Bunlardan ilk ikisi 2019 yılı Nisan ayının ortalarında Milli İstihbarat Teşkilatı’nın ve İstanbul Emniyeti’nin ortak bir çalışması ile yakalanmış, 19 Nisan günü çıkarıldıkları mahkeme tarafından tutuklanmışlardı.
Telefon görüşmelerindeki yoğunluk üzerine dikkat çeken ikili, MİT’in teknik ve fiziki takibine göre çokça yer değiştirmiş, İstanbul, İzmir, Ankara ve Diyarbakır’da çok temaslarda bulunmuşlardı.
Yakalanan iki Birleşik Arap Emirlikleri ajanının Kaşıkçı cinayeti dahil pek çok yurt dışı bağlantılı suçla ilişkili oldukları öne sürülmüş, Türkiye’deki siyasi durum hakkında BAE’ya sürekli bilgi verdikleri ve bazı provokatif faaliyetlerin içinde oldukları iddia edilmişti.
Tutuklandıktan sonra Silivri Cezaevi'ne koyulan iki BAE ajanından Zeki Yusuf Mübarek, tutuklanmasından 10 gün sonra, 29 Nisan günü öldü.
Rapora göre cezaevindeki hücresinde kendisini havlu ile tuvalet kapısına asmıştı.
2020 yılında da bir başka Birleşik Arap Emirlikleri ajanı yakalandı.
17 Ekim 2020 günü ele geçirilen Ahmet Mahmud Ayesh Al Astal, ifadesinde gazeteci olduğunu, Birleşik Arap Emirlikleri’nin kendisini maaşa bağladığını söylemiş “Ben gazetecilik faaliyetinde bulundum. Ajanlık yapmadım. BAE’nin bana maaş vermesi benim ajanlık faaliyeti yaptığımı göstermez” diye kendini savunmuş ancak o da tutuklanıp cezaevine koyulmuştu.
Al Astal’a yöneltilen suçlamalar arasında “Türkiye’deki muhalif Arapları izleyerek hakkında bilgi toplamak ve rapor hazırlamak, Müslüman Kardeşler’in Türkiye’deki faaliyetlerine gazeteci kimliği ile sızmak ve bağlantılarını ortaya çıkarmak" vardı ve bu iddialar sonrasında 21 Ekim 2020 günü o da tutuklandı.

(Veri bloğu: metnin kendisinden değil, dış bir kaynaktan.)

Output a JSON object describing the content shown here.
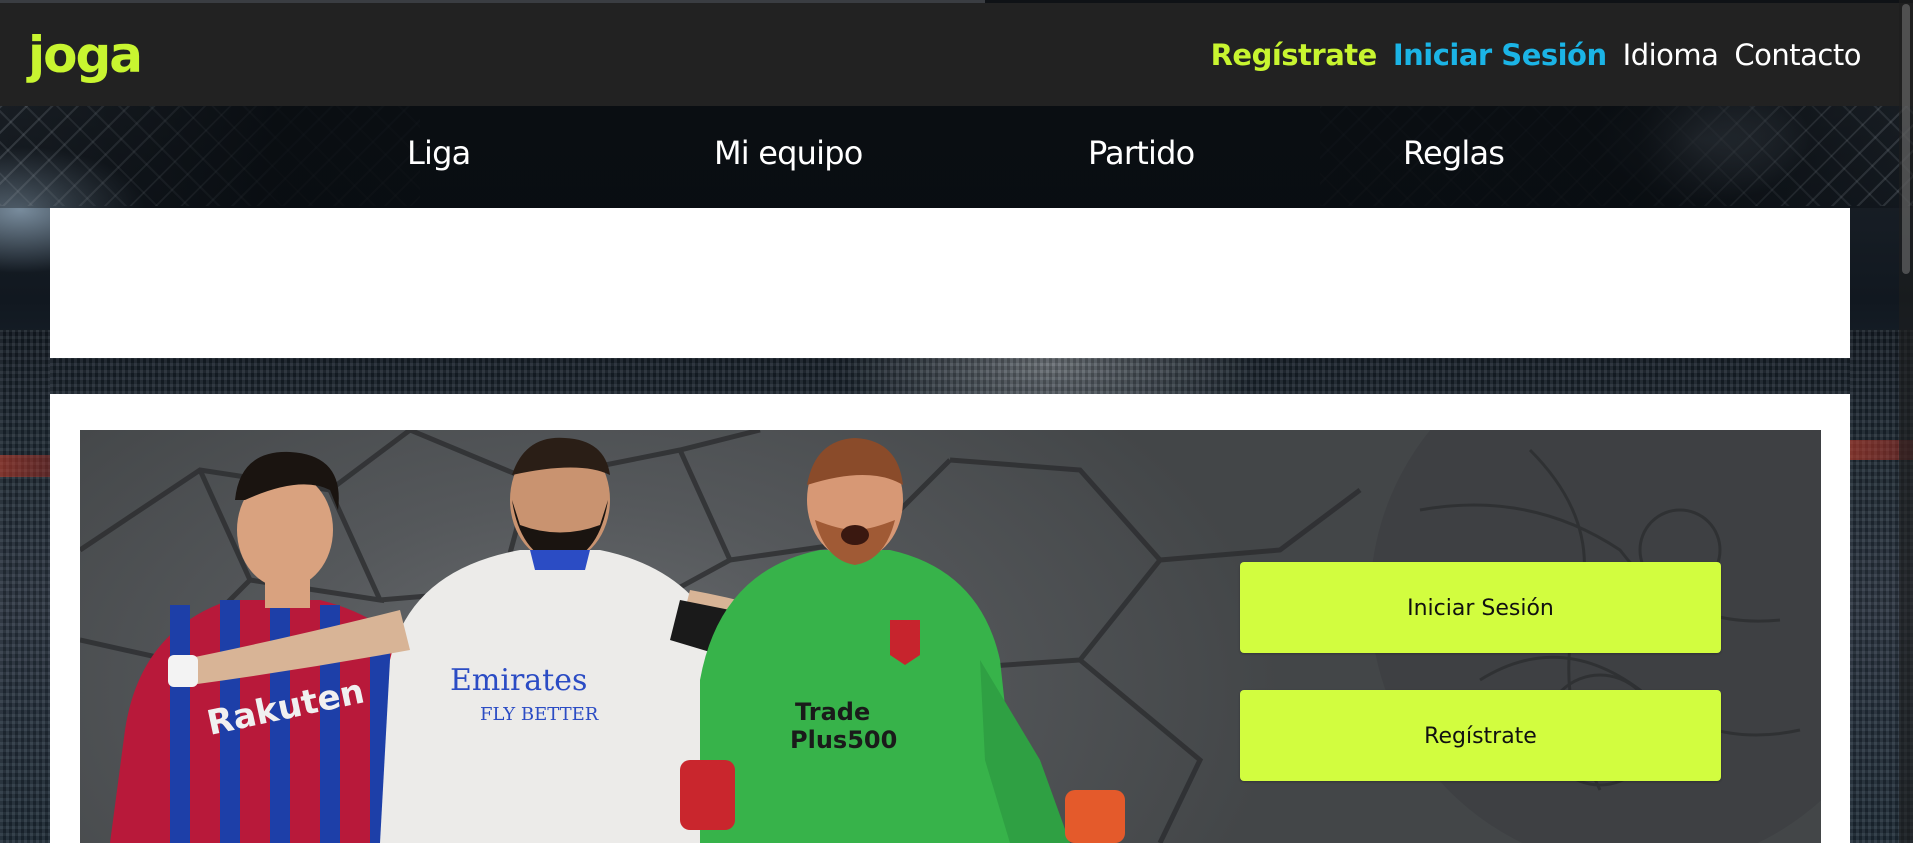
{
  "brand": {
    "logo_text": "joga",
    "accent_color": "#c8f530",
    "link_blue": "#1bb4e6",
    "button_color": "#d2fd3f"
  },
  "header": {
    "links": [
      {
        "label": "Regístrate"
      },
      {
        "label": "Iniciar Sesión"
      },
      {
        "label": "Idioma"
      },
      {
        "label": "Contacto"
      }
    ]
  },
  "nav": {
    "items": [
      {
        "label": "Liga"
      },
      {
        "label": "Mi equipo"
      },
      {
        "label": "Partido"
      },
      {
        "label": "Reglas"
      }
    ]
  },
  "hero": {
    "image": "hero-players-image",
    "login_button": "Iniciar Sesión",
    "register_button": "Regístrate"
  }
}
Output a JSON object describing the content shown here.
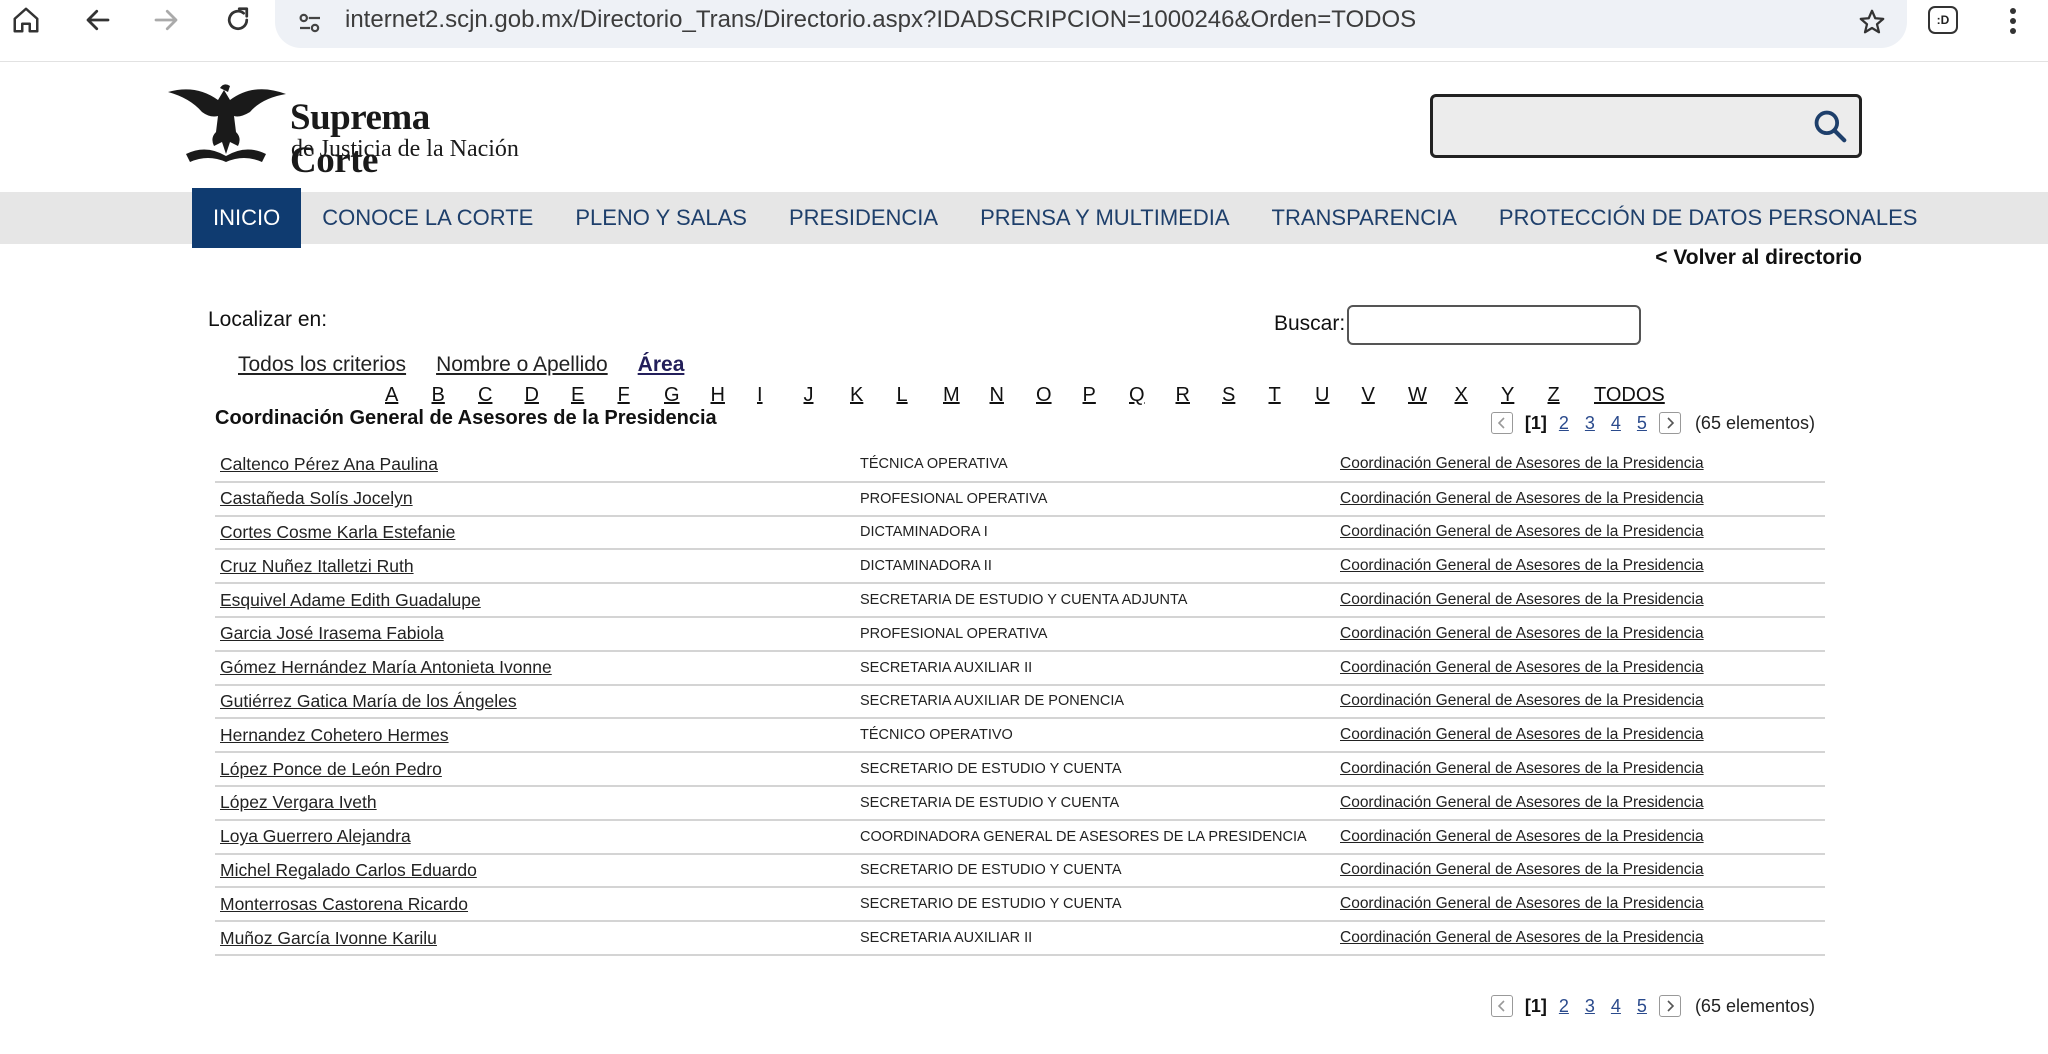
{
  "browser": {
    "url": "internet2.scjn.gob.mx/Directorio_Trans/Directorio.aspx?IDADSCRIPCION=1000246&Orden=TODOS",
    "extension_label": ":D"
  },
  "site": {
    "logo_line1": "Suprema Corte",
    "logo_line2": "de Justicia de la Nación"
  },
  "nav": {
    "items": [
      "INICIO",
      "CONOCE LA CORTE",
      "PLENO Y SALAS",
      "PRESIDENCIA",
      "PRENSA Y MULTIMEDIA",
      "TRANSPARENCIA",
      "PROTECCIÓN DE DATOS PERSONALES"
    ],
    "active": "INICIO"
  },
  "back_link": "< Volver al directorio",
  "search": {
    "localizar_label": "Localizar en:",
    "buscar_label": "Buscar:",
    "buscar_value": ""
  },
  "criteria": {
    "items": [
      "Todos los criterios",
      "Nombre o Apellido",
      "Área"
    ],
    "selected": "Área"
  },
  "alphabet": [
    "A",
    "B",
    "C",
    "D",
    "E",
    "F",
    "G",
    "H",
    "I",
    "J",
    "K",
    "L",
    "M",
    "N",
    "O",
    "P",
    "Q",
    "R",
    "S",
    "T",
    "U",
    "V",
    "W",
    "X",
    "Y",
    "Z",
    "TODOS"
  ],
  "area_title": "Coordinación General de Asesores de la Presidencia",
  "pager": {
    "current": "[1]",
    "pages": [
      "2",
      "3",
      "4",
      "5"
    ],
    "count": "(65 elementos)"
  },
  "rows": [
    {
      "name": "Caltenco Pérez Ana Paulina",
      "position": "TÉCNICA OPERATIVA",
      "area": "Coordinación General de Asesores de la Presidencia"
    },
    {
      "name": "Castañeda Solís Jocelyn",
      "position": "PROFESIONAL OPERATIVA",
      "area": "Coordinación General de Asesores de la Presidencia"
    },
    {
      "name": "Cortes Cosme Karla Estefanie",
      "position": "DICTAMINADORA I",
      "area": "Coordinación General de Asesores de la Presidencia"
    },
    {
      "name": "Cruz Nuñez Italletzi Ruth",
      "position": "DICTAMINADORA II",
      "area": "Coordinación General de Asesores de la Presidencia"
    },
    {
      "name": "Esquivel Adame Edith Guadalupe",
      "position": "SECRETARIA DE ESTUDIO Y CUENTA ADJUNTA",
      "area": "Coordinación General de Asesores de la Presidencia"
    },
    {
      "name": "Garcia José Irasema Fabiola",
      "position": "PROFESIONAL OPERATIVA",
      "area": "Coordinación General de Asesores de la Presidencia"
    },
    {
      "name": "Gómez Hernández María Antonieta Ivonne",
      "position": "SECRETARIA AUXILIAR II",
      "area": "Coordinación General de Asesores de la Presidencia"
    },
    {
      "name": "Gutiérrez Gatica María de los Ángeles",
      "position": "SECRETARIA AUXILIAR DE PONENCIA",
      "area": "Coordinación General de Asesores de la Presidencia"
    },
    {
      "name": "Hernandez Cohetero Hermes",
      "position": "TÉCNICO OPERATIVO",
      "area": "Coordinación General de Asesores de la Presidencia"
    },
    {
      "name": "López Ponce de León Pedro",
      "position": "SECRETARIO DE ESTUDIO Y CUENTA",
      "area": "Coordinación General de Asesores de la Presidencia"
    },
    {
      "name": "López Vergara Iveth",
      "position": "SECRETARIA DE ESTUDIO Y CUENTA",
      "area": "Coordinación General de Asesores de la Presidencia"
    },
    {
      "name": "Loya Guerrero Alejandra",
      "position": "COORDINADORA GENERAL DE ASESORES DE LA PRESIDENCIA",
      "area": "Coordinación General de Asesores de la Presidencia"
    },
    {
      "name": "Michel Regalado Carlos Eduardo",
      "position": "SECRETARIO DE ESTUDIO Y CUENTA",
      "area": "Coordinación General de Asesores de la Presidencia"
    },
    {
      "name": "Monterrosas Castorena Ricardo",
      "position": "SECRETARIO DE ESTUDIO Y CUENTA",
      "area": "Coordinación General de Asesores de la Presidencia"
    },
    {
      "name": "Muñoz García Ivonne Karilu",
      "position": "SECRETARIA AUXILIAR II",
      "area": "Coordinación General de Asesores de la Presidencia"
    }
  ]
}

Şimdi bunları size niye anlattım?
Dün, iktidara yakın ve kamu geçmişi bulunan bir isim aradı. Birleşik Arap Emirlikleri ile Türkiye’nin yeniden başlayan ve hızla samimileşen ilişkilerinden söz etti ve şunu söyledi:
“Türkiye Sedat Peker’i Emirliklerden getirmek için uğraşıyor. Bunun için de geçmişte Türkiye’de yakalanan Birleşik Arap Emirlikleri ajanlarını koz olarak kullanmak istiyor. İki ajanın Emirliklere iadesi karşılığında Sedat Peker’in Türkiye’ye verilmesi teklifinde bulundular.”
Ben de hemen sordum.
“Emirlikler ne yanıt verdi buna?”
Şimdilik yanıt vermemişler. Ama Türkiye yanıtın olumlu olma olasılığını yüksek görüyormuş.
Bana göre Türkiye’nin takas talebi doğru olabilir.
Ama BAE’nin Peker’i bu kadar kolay vereceğini pek zannetmem."